A Pair of Classical Lyre-Back Mahogany Side Chairs with Paw Feet, Phyfe school, New York, c. 1810

Illustrated: A nearly identical chair to this pair (but with applied carved roundels at the knees) is in the Yale University collection. See scanned page below from 300 Years of American Seating Furniture, Patricia E. Kane, (cat. no. 157). 

Provenance: George D. Glazer

An elegant pair of chairs by the side of a casepiece (bureau or desk) makes an inviting statement, with their light weight, grace and beauty to live with.  This pair is composed of heavy Cuban Mahogany and beautifully carved throughout. 

This form of chair is derived from the Grecian klismos chair, introduced to architects and furniture craftsmen in the late 18th Century through such works as Hamilton's Vases.
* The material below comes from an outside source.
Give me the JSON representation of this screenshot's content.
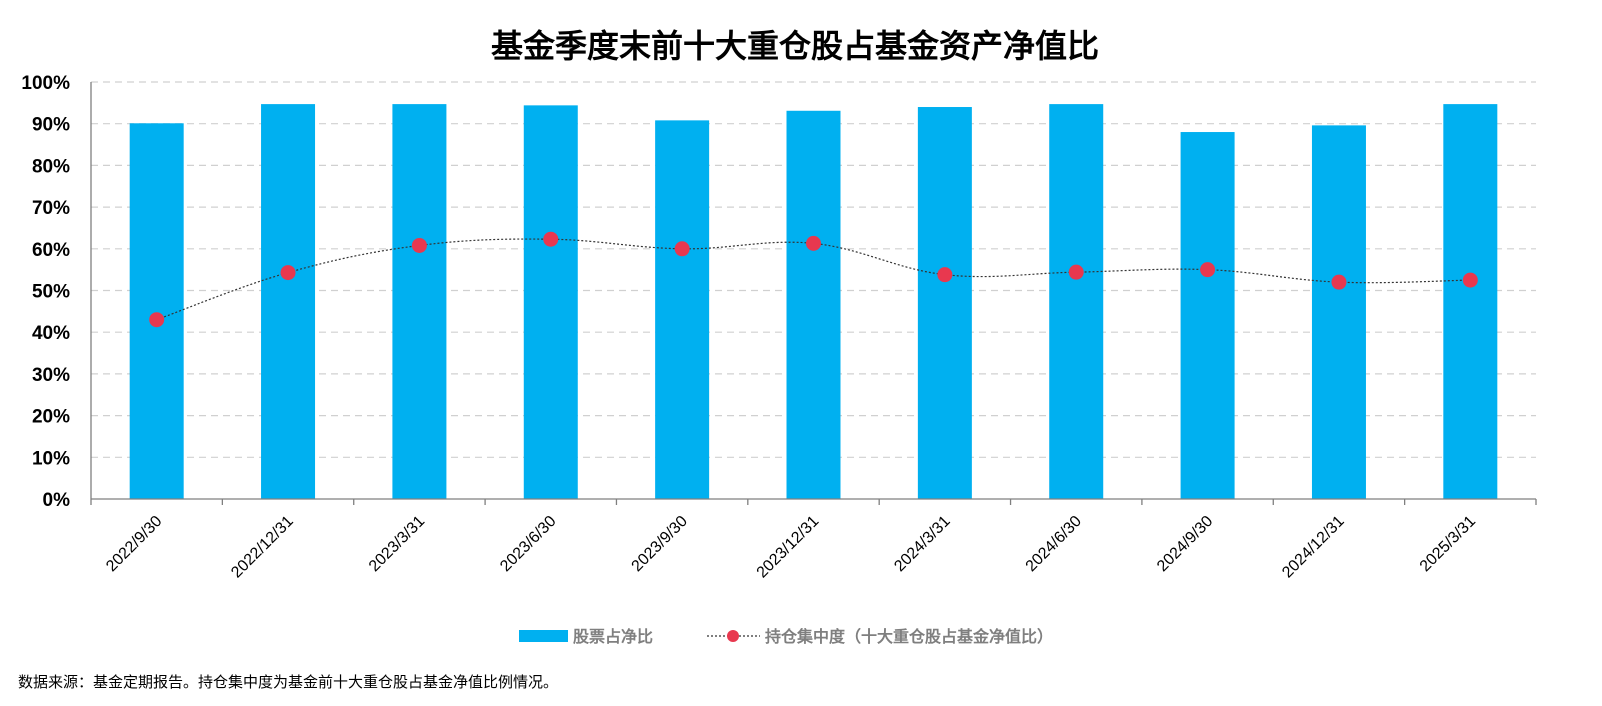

See Hugues d'Hancarville, Collection of Etruscan, Greek, and Roman Antiquities (Naples: 1766-67) (illustrating antique vase decoration showing, among other things, use of klismos chairs). The use of a classical form for an entire chair, rather than just for incidental decoration, is characteristic of the strict adherence to archaeological precedents of the later post-Adam neoclassical period. These forms were popularized in published architectural designs by Percier and Fontaine in France, and by Thomas Hope and George Smith in England. The lyre -- the attribute of the - Grecian and Roman god Apollo -- was a popular motif in neoclassical decorative arts.

There are many examples of American klismos chairs with lyre splats and paw feet. See, e.g., Charles F. Montgomery, American Furniture, The Federal Period (The Viking Press, New York: 1966), Item 73 (illustrating example at Winterthur Museum); Marilynn Johnson et al., 19th-Century America, Furniture and Other Decorative Arts (New York Graphic Society, Ltd.: 1970), Item 27 (illustrating one of a large set of chairs by Duncan Phyfe for the New Jersey Livingston family, now in the Metropolitan Museum of Art). See also Montgomery, Item 72a (Phyfe sketch of lyre-splat klismos chair).

A nearly identical chair to this pair (but with applied carved roundels at the knees) is in the Yale University collection See Patricia E. Kane, 300 Years of American Seating Furniture (New York Graphic Society, Boston: 1976) (Item 157) (see scan). See also John T. Kirk, Early American Furniture (Alfred A. Knopf, New York: 1970), page 57, fig. 42 (illustrating same chair). Kane notes that a design for lyre chairs is in The New-York Book of Prices for Manufacturing Cabinet and Chair Work for 1817. (Kane, Item 157.) See also Montgomery, Item 73.

We acquired these chairs 25 years ago from George D. Glazer., a New York Dealer specializing in maps and globes.  Occasionally, important things came to him. He knew me personally, and when he acquired these chairs, he called us, as this pair is a collector’s prize in museum quality condition. 

Height: 32 1/2 in.  Width: 18 in.  Depth: 17 in.